The private secondaries market is absorbing $35 billion per quarter as limited partners liquidate venture and growth stakes outside the primary exit cycle, according to data compiled across J.P. Morgan, Apollo, and American Investment Council reports released this month. Institutional LPs—university endowments, insurance portfolios, and sovereign wealth vehicles—are selling fund positions at 15 to 20 percent discounts to net asset value rather than wait eighteen to thirty-six months for IPO windows or strategic acquisitions that may not materialize.
The shift is structural, not tactical. Traditional exit paths have narrowed: US IPO proceeds dropped 72 percent year-over-year through Q3, while M&A activity in venture-backed technology fell 41 percent by deal count. LPs facing denominator effects—where private allocations swell beyond target weights as public equities decline—cannot rebalance through new commitments alone. Secondary sales let them harvest partial liquidity, lock gains from 2020–2021 vintage funds, and redeploy into lower-priced 2024 primaries without breaching allocation mandates. Apollo's latest positioning paper notes that secondaries now represent four to six percent of total private market AUM, double the ratio from 2019, and the firm projects sustained 12 percent annual growth through 2027.
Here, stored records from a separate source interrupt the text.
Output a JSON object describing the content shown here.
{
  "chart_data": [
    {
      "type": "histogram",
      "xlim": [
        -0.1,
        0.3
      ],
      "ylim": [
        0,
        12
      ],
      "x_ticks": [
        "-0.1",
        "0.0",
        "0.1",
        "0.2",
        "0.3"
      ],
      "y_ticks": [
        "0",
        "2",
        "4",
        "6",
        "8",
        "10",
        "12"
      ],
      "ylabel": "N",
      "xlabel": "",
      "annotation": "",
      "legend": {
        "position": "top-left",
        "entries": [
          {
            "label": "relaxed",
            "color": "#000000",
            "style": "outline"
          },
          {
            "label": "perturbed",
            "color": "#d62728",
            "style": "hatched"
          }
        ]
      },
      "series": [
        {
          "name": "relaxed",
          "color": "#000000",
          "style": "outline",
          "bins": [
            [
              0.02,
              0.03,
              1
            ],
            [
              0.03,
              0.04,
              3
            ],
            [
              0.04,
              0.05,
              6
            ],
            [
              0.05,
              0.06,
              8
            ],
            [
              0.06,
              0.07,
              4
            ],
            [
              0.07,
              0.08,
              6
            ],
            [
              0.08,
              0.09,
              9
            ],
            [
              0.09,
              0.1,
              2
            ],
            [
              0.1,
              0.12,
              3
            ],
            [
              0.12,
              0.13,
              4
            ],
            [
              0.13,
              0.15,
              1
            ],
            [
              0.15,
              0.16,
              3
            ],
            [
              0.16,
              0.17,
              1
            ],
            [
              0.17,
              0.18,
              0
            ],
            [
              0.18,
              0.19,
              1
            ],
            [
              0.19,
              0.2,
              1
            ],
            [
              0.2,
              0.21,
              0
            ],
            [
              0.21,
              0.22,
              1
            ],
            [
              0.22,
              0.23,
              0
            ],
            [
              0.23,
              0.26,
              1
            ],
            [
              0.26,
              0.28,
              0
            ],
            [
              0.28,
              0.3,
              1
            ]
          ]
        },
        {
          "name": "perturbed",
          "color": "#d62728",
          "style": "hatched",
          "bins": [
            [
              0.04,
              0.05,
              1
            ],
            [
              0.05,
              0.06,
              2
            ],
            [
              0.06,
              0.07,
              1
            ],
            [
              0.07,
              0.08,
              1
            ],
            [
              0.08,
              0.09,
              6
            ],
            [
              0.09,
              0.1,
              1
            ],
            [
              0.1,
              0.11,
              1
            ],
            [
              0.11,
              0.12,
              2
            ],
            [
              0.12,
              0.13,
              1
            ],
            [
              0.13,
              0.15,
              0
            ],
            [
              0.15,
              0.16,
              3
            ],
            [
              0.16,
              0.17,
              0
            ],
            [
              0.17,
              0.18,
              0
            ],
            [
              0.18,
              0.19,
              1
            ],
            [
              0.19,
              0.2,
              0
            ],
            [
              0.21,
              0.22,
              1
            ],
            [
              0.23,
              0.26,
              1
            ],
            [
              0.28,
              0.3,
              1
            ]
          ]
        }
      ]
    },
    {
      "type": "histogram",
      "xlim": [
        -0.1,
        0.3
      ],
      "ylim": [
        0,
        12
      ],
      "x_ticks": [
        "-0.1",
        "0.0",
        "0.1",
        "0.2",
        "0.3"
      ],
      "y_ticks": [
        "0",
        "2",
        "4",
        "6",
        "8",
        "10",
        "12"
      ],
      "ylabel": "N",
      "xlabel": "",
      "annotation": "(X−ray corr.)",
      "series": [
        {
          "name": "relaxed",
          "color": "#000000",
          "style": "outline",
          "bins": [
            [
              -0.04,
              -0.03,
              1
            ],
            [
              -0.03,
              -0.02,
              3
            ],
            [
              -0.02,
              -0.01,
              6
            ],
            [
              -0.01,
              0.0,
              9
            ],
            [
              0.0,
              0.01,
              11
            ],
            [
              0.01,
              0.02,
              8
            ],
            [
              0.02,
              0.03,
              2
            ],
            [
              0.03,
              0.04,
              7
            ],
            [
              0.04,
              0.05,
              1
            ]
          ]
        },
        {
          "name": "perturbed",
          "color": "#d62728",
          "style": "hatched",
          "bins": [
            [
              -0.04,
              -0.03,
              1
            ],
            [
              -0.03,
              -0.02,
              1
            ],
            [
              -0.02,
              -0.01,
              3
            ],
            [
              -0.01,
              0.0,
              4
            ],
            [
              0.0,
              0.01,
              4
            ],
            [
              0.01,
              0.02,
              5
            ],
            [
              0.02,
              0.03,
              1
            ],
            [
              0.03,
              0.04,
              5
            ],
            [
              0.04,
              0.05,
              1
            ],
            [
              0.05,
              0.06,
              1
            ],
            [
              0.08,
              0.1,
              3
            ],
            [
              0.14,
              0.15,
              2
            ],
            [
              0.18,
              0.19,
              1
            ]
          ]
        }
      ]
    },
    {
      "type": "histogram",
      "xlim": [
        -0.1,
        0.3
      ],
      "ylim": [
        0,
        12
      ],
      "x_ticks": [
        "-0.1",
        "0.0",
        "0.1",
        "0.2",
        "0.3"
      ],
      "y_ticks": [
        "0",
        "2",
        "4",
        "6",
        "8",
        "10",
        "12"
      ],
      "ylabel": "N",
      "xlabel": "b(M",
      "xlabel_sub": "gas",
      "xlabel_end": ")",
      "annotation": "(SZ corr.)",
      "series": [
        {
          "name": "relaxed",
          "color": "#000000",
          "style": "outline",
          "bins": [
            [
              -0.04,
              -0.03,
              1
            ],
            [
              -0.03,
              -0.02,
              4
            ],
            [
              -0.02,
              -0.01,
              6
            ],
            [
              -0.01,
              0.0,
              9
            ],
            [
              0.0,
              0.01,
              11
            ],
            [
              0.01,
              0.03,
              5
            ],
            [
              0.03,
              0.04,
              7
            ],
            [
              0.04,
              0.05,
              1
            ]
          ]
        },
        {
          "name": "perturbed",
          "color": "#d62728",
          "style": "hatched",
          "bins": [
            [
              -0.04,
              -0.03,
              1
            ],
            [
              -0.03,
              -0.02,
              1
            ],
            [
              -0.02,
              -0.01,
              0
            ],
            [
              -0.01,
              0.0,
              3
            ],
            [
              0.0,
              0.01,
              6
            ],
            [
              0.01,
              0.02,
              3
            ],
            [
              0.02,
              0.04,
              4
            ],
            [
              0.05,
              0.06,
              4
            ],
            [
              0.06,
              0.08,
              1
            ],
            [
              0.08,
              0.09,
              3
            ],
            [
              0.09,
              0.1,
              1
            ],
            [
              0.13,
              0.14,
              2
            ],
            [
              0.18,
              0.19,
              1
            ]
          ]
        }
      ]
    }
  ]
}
This creates asymmetry. Sellers need liquidity; buyers acquire diversified exposure at below-NAV entry points and inherit portfolios already three to five years into their J-curves. Secondary buyers—Lexington Partners, Coller Capital, Goldman Sachs Asset Management—are raising dedicated funds at pace. Lexington closed its tenth secondaries vehicle at $22.6 billion in September, the largest such fund on record. The pricing dynamic is stable: because transactions involve whole fund stakes or LP portfolio strips rather than direct company shares, valuation disputes are fewer and execution timelines compress to sixty to ninety days versus six to twelve months for primary fundraising.
Operators and allocators should track three markers. First, whether secondary pricing spreads widen beyond the current 15 to 20 percent range—any move past 25 percent signals forced selling and possible distress rather than strategic rebalancing. Second, whether GPs begin facilitating tender offers for direct company shares at the portfolio-company level, a sign that fund-level secondaries alone cannot meet LP demand. Third, the timing of new SEC Form PF disclosures in Q1 2025, which will show whether large institutional LPs reduced private allocations in aggregate during 2024 or simply reshuffled them through secondary transactions.
The tell is in the spread. When LPs accept 18 percent haircuts to exit positions they marked up 140 percent three years ago, the liquidity premium has repriced the entire private stack.